Nemati told CHRI her daughter suffers from high blood pressure and the Gharchak Prison doctors had told her that she could have a seizure. “Her body is also dealing with an outbreak of hives, which means her liver is reacting,” added Nemati. “She’s frothing and throwing up blood.”

“When Atena called us, she said Golrokh had spasms at four in the morning on Tuesday, February 13 and started to talk deliriously,” she said. “She lost consciousness and they poured water on her face and slapped her until she woke up again. But neither of them are willing to go to the clinic to receive serum.”

Since November 2016, Daemi has been serving a seven-year prison sentence for the charges of meeting the families of political prisoners, criticizing the Islamic Republic of Iran on Facebook and condemning the 1988 mass executions of political prisoners in Iran.

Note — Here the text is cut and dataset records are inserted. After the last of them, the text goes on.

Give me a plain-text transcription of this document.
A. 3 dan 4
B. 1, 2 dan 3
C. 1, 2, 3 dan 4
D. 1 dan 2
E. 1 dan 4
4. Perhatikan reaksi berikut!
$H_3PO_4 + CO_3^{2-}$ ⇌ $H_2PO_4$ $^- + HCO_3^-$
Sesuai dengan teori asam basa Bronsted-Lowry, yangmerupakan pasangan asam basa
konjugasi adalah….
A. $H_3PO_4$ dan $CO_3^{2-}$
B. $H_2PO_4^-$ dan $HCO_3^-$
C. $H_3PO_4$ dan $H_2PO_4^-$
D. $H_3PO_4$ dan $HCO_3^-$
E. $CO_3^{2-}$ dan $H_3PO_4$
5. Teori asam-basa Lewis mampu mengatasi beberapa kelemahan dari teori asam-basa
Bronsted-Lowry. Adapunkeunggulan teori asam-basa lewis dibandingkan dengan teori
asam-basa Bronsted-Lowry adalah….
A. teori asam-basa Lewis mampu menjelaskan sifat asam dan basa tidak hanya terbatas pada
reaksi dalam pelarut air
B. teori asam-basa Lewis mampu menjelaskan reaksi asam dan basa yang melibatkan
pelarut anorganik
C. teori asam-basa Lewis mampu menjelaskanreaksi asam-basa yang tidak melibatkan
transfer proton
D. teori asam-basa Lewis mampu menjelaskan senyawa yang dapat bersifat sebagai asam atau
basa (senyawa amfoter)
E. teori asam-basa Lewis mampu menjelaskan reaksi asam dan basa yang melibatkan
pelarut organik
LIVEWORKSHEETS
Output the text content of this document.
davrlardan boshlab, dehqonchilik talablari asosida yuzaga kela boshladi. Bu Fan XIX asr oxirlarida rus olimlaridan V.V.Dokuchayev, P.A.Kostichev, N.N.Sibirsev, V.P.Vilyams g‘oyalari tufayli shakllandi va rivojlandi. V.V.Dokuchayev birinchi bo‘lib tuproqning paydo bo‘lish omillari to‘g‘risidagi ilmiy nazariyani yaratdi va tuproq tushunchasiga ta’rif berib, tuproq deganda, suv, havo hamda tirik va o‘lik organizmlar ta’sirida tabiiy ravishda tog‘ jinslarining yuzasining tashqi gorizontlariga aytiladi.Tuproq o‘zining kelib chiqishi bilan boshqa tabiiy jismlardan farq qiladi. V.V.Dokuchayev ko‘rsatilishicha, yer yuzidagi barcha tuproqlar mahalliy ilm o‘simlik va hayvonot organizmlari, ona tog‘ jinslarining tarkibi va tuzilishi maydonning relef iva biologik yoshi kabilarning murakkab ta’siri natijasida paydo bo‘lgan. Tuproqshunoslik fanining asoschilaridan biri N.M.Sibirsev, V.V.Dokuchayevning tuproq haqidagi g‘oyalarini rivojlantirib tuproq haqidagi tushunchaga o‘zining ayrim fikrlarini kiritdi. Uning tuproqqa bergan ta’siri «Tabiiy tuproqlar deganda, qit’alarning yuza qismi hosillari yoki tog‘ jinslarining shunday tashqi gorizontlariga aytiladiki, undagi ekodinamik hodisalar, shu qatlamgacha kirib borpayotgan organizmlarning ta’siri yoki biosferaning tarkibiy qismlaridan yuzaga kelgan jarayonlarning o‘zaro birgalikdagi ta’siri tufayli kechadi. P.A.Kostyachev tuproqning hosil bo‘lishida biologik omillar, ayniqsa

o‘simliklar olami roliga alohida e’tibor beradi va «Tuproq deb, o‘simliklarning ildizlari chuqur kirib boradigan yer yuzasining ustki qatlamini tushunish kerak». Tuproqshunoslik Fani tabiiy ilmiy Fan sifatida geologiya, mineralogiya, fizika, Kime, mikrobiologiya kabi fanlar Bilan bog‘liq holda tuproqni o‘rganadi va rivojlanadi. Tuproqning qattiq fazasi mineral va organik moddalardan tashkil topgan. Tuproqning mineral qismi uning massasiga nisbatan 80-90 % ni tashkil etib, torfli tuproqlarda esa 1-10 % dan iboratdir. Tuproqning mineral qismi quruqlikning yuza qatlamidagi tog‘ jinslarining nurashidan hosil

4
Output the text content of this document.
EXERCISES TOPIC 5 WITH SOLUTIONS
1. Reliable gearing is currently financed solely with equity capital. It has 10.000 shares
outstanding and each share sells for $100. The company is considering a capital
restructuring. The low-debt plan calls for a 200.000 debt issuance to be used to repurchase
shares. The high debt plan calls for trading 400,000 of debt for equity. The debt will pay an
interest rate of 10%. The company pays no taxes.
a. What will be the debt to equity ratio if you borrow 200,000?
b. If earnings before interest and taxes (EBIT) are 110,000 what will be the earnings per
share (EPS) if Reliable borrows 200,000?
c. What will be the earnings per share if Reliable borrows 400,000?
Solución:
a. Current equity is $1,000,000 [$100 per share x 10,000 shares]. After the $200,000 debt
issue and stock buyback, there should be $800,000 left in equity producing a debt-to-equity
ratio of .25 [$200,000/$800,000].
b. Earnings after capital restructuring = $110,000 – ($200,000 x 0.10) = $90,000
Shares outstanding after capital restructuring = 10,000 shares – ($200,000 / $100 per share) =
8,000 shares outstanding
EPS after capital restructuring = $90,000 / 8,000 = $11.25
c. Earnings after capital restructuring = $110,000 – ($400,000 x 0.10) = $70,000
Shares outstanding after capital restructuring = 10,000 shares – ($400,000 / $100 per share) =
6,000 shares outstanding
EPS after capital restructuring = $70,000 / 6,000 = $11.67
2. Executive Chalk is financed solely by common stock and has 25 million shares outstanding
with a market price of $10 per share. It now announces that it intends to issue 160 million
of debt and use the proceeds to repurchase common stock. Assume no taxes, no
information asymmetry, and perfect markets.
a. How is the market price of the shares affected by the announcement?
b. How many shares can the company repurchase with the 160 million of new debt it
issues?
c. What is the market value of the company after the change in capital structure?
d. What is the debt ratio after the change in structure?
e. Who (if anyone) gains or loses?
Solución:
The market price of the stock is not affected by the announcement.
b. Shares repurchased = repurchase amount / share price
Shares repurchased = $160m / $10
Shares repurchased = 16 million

Iraee, an accountant, began serving a six-year prison sentence in October 2016 for “insulting the sacred” and “propaganda against the state,” primarily for writing an unpublished story about stoning that was confiscated during a raid of her home by the Revolutionary Guards. The raid was initially organized against Iraee’s husband, civil rights activist Arash Sadeghi, who is serving a 19-year sentence.

Iraee and Daemi are demanding to be returned to Evin Prison. They argue that their transfer to Gharchak violates Article 513 of Iran’s Criminal Procedure Regulations, which dictates that convicts should serve their terms in prison facilities in the judicial district where their sentences were issued, or near their city of residence.

The women also said that they are being kept in a ward with non-political prisoners, including potentially violent offenders, in violation of Article 69 of Iran’s State Prisons Organization’s regulations.

Article 69 states: “All convicts, upon being admitted to walled prisons or rehabilitation centers, will be separated based on the type and duration of their sentence, prior record, character, morals and behavior, in accordance with decisions made by the Prisoners Classification Council.”

Gharchak Prison is believed to hold more than 1,000 female prisoners convicted of various crimes, including violent offenses. The prison has a reputation for poor sanitation, overcrowding and under-resourced medical staff.